At the risk of beginning with an apology (there you have it), Standing in the Shadows isn’t an anything blog. My friends, Sarah Hoffman and Bedford Hope (Accepting Dad) write about raising pink boys in their blogs, and while I, too, raised a pretty pink boy and two more you might call cranberry and raspberry and now have a little girl both feisty and in love with sparkly pink shoes, I write about that only some of the time. I could say the same about local (art, music, farming, community action…), reproductive justice, raising four kids and lots else. Saskia is adopted and I do write about adoption. Yet, I haven’t really seen myself as a real adoption blogger.

That said, there are so many people writing about open adoption and I am learning so much reading their powerful stories. There’s an Open Adoption list and periodically a question is posed for the group to use as a writing prompt. Others are welcome to use the prompt, too. With thanks for that invitation, I’ll add my very much in-process response.

Here’s the question: If there’s one thing we all might agree on, it’s that we’d like our open adoptions to be successful. But what does “success” mean to you, when speaking about open adoption? Do you think it may mean something else to the others in your triad?

Off the top of my head, I am not sure “success” resonates with me as a way to describe adoption (okay, nor parenting writ large).

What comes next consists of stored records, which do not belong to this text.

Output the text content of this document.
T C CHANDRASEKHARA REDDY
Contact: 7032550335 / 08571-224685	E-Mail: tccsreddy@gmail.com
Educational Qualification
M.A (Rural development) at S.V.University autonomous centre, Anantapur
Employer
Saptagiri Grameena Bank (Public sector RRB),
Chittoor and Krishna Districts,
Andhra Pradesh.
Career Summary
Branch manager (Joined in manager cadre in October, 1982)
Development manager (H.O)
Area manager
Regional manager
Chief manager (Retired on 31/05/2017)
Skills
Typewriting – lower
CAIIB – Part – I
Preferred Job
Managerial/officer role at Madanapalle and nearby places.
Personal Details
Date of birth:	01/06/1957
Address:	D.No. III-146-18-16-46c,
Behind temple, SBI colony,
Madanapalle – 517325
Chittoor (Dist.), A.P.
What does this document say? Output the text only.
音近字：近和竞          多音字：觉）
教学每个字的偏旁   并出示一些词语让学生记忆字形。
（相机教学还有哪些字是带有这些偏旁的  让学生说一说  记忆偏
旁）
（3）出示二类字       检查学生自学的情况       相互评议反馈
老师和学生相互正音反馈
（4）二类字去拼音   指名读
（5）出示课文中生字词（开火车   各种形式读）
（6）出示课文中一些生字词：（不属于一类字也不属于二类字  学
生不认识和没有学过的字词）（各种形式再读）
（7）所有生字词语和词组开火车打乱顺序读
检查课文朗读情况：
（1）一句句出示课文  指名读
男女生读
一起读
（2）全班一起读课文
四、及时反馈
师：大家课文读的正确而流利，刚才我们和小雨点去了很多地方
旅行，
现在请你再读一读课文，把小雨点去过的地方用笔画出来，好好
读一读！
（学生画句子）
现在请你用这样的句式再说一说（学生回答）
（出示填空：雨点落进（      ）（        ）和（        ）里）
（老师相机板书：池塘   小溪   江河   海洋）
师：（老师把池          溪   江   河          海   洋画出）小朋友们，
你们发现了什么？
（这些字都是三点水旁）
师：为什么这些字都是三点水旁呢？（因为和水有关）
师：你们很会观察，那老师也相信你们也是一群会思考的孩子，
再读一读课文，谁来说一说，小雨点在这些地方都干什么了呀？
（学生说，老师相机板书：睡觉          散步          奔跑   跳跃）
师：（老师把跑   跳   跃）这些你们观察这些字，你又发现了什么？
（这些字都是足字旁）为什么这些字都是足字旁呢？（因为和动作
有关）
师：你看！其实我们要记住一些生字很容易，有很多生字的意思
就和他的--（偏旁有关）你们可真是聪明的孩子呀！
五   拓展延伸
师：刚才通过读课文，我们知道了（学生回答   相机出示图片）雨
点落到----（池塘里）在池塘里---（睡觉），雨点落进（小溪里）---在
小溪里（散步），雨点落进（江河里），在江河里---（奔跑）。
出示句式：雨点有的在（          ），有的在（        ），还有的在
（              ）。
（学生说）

Some words conjure the opposite—almost unconsciously—and for me, success is one of them: I leap to failure somewhere in the recesses of my mind. There’s so much middle ground, so much grey area between the stark terms of success and failure, and for me—two years in—adoption seems to exist in that murky middle. And I don’t declare that as a negative thing, not at all.

What’s murky, what’s bittersweet and muddled is this: no matter how much love there is for a child, that child carries a fissure, too. The mother who carried the pregnancy isn’t raising the child. Whenever and however a transfer was made, there’s a break. We have a board book (apparently no longer in print) called Grow Babies. Every time I read how a newborn knows his or her mother’s voice, I get sad, just for a moment. I think to myself, Saskia didn’t know my voice. Everything sounded different. That different—as in hearing my voice—occurred straight away; I attended Saskia’s birth, and I held her moments after she was born. It’s a tiny tug, though, and with it, I feel a tiny tug for Caroline, the mother whose voice would have been so recognizable.

On the sweeter side, Saskia knows Caroline and has grandmothers and grandfathers and cousins and aunts and uncles so there is no severance. And also sweeter, to the extent that with four children in our midst this is possible, I know that both Saskia’s papa and myself have been conscious of holding her especially close, as if our presence helps knit any fissure together. One of her brothers broke his leg when he was five, and I learned that where it breaks, in young children, the bone can grow back even stronger. I hope the same, somehow, for Saskia. I can only hope (and be resolved to remain open and present) that when she experiences grief or anger or sadness or confusion surrounding her adoption, my willingness to hold her and her feelings is enough and the fact that she has relationships with so many family members offers her a strong sense of connection and support.

What’s also become increasingly clear to me is that open adoption is complicated in large part because every situation is different, everyone has different desires and expectations and so it’s kind of a muddle, (hopefully) a goodhearted muddle.

As I feel committed to holding my daughter’s emotions, so too do I feel obligated to hold Caroline’s to the best of my ability. When a birthday or a holiday rolls around that might make her feel ambivalent or sad, much as I wish she could feel totally at peace with life as it is, I really do want to know that she’s struggling (and it took me a while to come to this place, by the way; there was a passage of time when I hoped she could kind of be “past” that sense of possible regret or second-guessing, that the wound for her could just heal up neat). Adoption isn’t a fracture or a physical wound, so it doesn’t heal in a particular way. I feel better realizing the process is ongoing and realizing that my relationship with Caroline isn’t wrapped up in a neat package, either; it’s one that will evolve over time. Time, I do imagine, is on our side here. We aren’t rushing toward a destination; like raising any child, this is a journey.

On the sweeter side, I have a mantra: more love is more love. For now at least, I’m just going to hold to that as I wander through the murky, the muddle, and all the grey areas. I don’t know that I have any overriding ideas or beliefs to offer others, save for that.